New technologies have changed the way Minnesotans live — often for the better.

But as people add shinier and more efficient machines to their daily routines, the old tools past generations used often get left to rust. It’s a trend that Terry Muelken, founder of the Credit River Antique Tractor Club, doesn’t like.

Since 1998, Muelken’s club has hosted shows around the state each summer to display antique farming equipment and preserve a part of Minnesota’s farming history. This year, the club’s big event will be held July 17-19 at Cedar Lake Farm Regional Park near New Prague.

“We want to preserve farming the way that it was back in the old days,” Muelken said. “Most of us [in the club] grew up on farms and we did it a lot different than how they do it now.”

The club plans to display 60 to 100 antique machines over the weekend. The three-day event also will feature live music, food vendors, hayrides, craft shows, a flea market, a beer garden and a daily parade at 2 p.m. Admission is free.

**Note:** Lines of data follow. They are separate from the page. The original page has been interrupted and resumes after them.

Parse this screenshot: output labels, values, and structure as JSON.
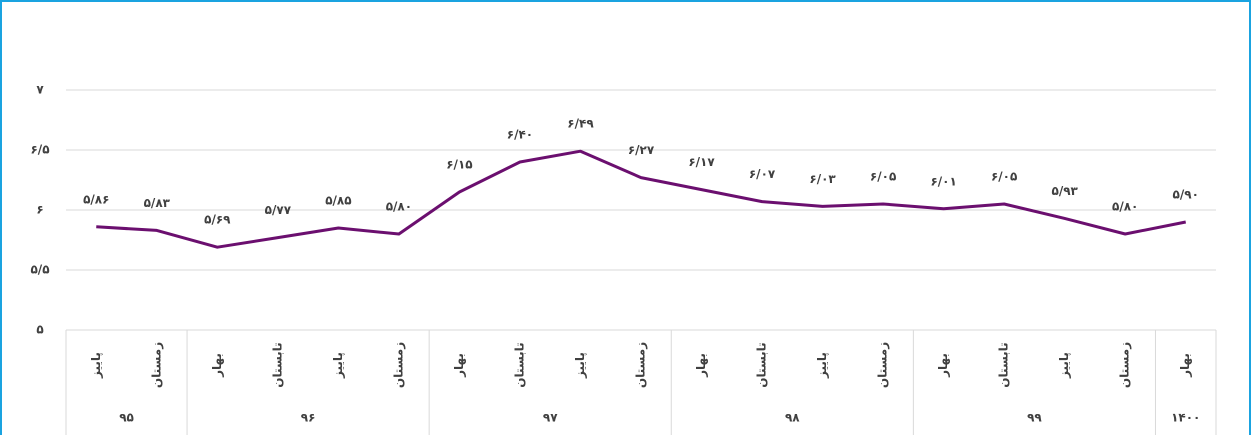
{
  "chart_data": {
    "type": "line",
    "groups": [
      {
        "label": "۹۵",
        "categories": [
          "پاییز",
          "زمستان"
        ]
      },
      {
        "label": "۹۶",
        "categories": [
          "بهار",
          "تابستان",
          "پاییز",
          "زمستان"
        ]
      },
      {
        "label": "۹۷",
        "categories": [
          "بهار",
          "تابستان",
          "پاییز",
          "زمستان"
        ]
      },
      {
        "label": "۹۸",
        "categories": [
          "بهار",
          "تابستان",
          "پاییز",
          "زمستان"
        ]
      },
      {
        "label": "۹۹",
        "categories": [
          "بهار",
          "تابستان",
          "پاییز",
          "زمستان"
        ]
      },
      {
        "label": "۱۴۰۰",
        "categories": [
          "بهار"
        ]
      }
    ],
    "values": [
      5.86,
      5.83,
      5.69,
      5.77,
      5.85,
      5.8,
      6.15,
      6.4,
      6.49,
      6.27,
      6.17,
      6.07,
      6.03,
      6.05,
      6.01,
      6.05,
      5.93,
      5.8,
      5.9
    ],
    "value_labels": [
      "۵/۸۶",
      "۵/۸۳",
      "۵/۶۹",
      "۵/۷۷",
      "۵/۸۵",
      "۵/۸۰",
      "۶/۱۵",
      "۶/۴۰",
      "۶/۴۹",
      "۶/۲۷",
      "۶/۱۷",
      "۶/۰۷",
      "۶/۰۳",
      "۶/۰۵",
      "۶/۰۱",
      "۶/۰۵",
      "۵/۹۳",
      "۵/۸۰",
      "۵/۹۰"
    ],
    "color": "#6b0f6f",
    "ylim": [
      5,
      7
    ],
    "yticks": [
      {
        "value": 5,
        "label": "۵"
      },
      {
        "value": 5.5,
        "label": "۵/۵"
      },
      {
        "value": 6,
        "label": "۶"
      },
      {
        "value": 6.5,
        "label": "۶/۵"
      },
      {
        "value": 7,
        "label": "۷"
      }
    ],
    "grid": true
  }
}
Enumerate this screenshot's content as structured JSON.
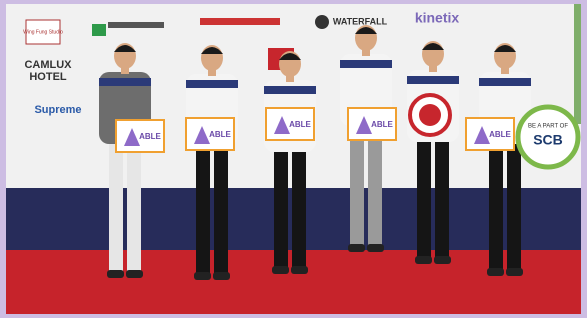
{
  "backdrop": {
    "logos": [
      "Wing Fung Studio",
      "CAMLUX",
      "HOTEL",
      "Supreme",
      "WATERFALL",
      "kinetix"
    ]
  },
  "signs": [
    "ABLE",
    "ABLE",
    "ABLE",
    "ABLE",
    "ABLE"
  ],
  "badge": {
    "top": "BE A PART OF",
    "main": "SCB"
  }
}
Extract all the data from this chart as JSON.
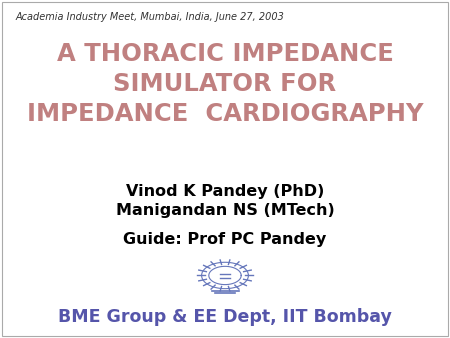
{
  "background_color": "#ffffff",
  "border_color": "#aaaaaa",
  "header_text": "Academia Industry Meet, Mumbai, India, June 27, 2003",
  "header_fontsize": 7.0,
  "header_color": "#333333",
  "title_lines": [
    "A THORACIC IMPEDANCE",
    "SIMULATOR FOR",
    "IMPEDANCE  CARDIOGRAPHY"
  ],
  "title_color": "#c08080",
  "title_fontsize": 17.5,
  "authors_lines": [
    "Vinod K Pandey (PhD)",
    "Manigandan NS (MTech)"
  ],
  "authors_color": "#000000",
  "authors_fontsize": 11.5,
  "guide_text": "Guide: Prof PC Pandey",
  "guide_color": "#000000",
  "guide_fontsize": 11.5,
  "institute_text": "BME Group & EE Dept, IIT Bombay",
  "institute_color": "#5555aa",
  "institute_fontsize": 12.5,
  "emblem_color": "#6677bb"
}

Three Rivers Park District’s Midsummer Festival will be held at the park Saturday, alongside the tractor show. The one-day event will also offer free kayaking, canoeing and archery demos, a climbing wall, inflatable bouncers and fishing.

This is the fourth year the tractor show will coincide with the Midsummer Festival at the park. It’s a combination that brings in a diverse crowd over the weekend, said Jenna Tuma, operations supervisor at Three Rivers Park District.

“It’s really an interesting event because it sometimes has four generations at it,” she said. “We have the really super young kids, all the way up to our super seniors that are there.”

The Midsummer Festival on Saturday — generally the most attended day of the weekend — tends to attract families and young children. The younger crowd helps the tractor club meet its primary goal of teaching kids about the old machinery, Muelken said.

“There’s still a lot of kids that are still interested in farming because we are in a [farming] area,” he said. “They know what tractors are and they know what they are looking at and they all want to sit on them.”

Want to win a tractor?

The Credit River Antique Tractor Club raffles off an antique tractor each year, and will be selling tickets at the show. The winner, chosen in a drawing on Oct. 3, can choose between a restored tractor or $2,000.

The tractor club keeps enough money from raffle ticket sales to purchase a new piece of equipment to restore for the following summer. The rest of the proceeds go to local charities, including various veterans’ organizations and Minneapolis-based nonprofit Sharing and Caring Hands.

So far, the club has spent about $5,000 fixing up this year’s tractor, said John Riesgraf the group’s treasurer. The tractors, a seemingly unusual raffle prize, can generally be sold for $3,500 to $5,000.

“I encourage them to try to take [the tractor] because they can make a little extra money for a little extra work on eBay or wherever they want to go with it,” Riesgraf said.

This year, the tractor club also plans to place donation boxes near the entrance of the park. Donations collected in the boxes will go to a needy family or individual in Scott County, Riesgraf said.

Hobby farm equipment

While preserving history and contributing to the community is the main purpose of the Credit River Antique Tractor Club, it also is an important hobby for local enthusiasts, said Michael Kepner, the club’s current president.

Kepner discovered the Credit River Antique Tractor Club nearly 10 years ago at a show and was hooked. He’s been expanding his tractor collection ever since.

“I was collecting toy models of tractors,” he said. “I went to the shows and they had 1/16 farm tractors, so I bought some of them. Then I got into the first John Deere lawn tractors they made in the ’60s … and it just went from there.”

Still, Kepner has a long way to go to catch up to some of the tractor club members.

“There are guys that have 25, 30, 40, 50 tractors that you didn’t even know were around anymore,” Muelken said. “They are restoring them and trying to keep that part of our history preserved. That’s what you see at these shows.”


Janice Bitters is a Twin Cities-based freelance writer.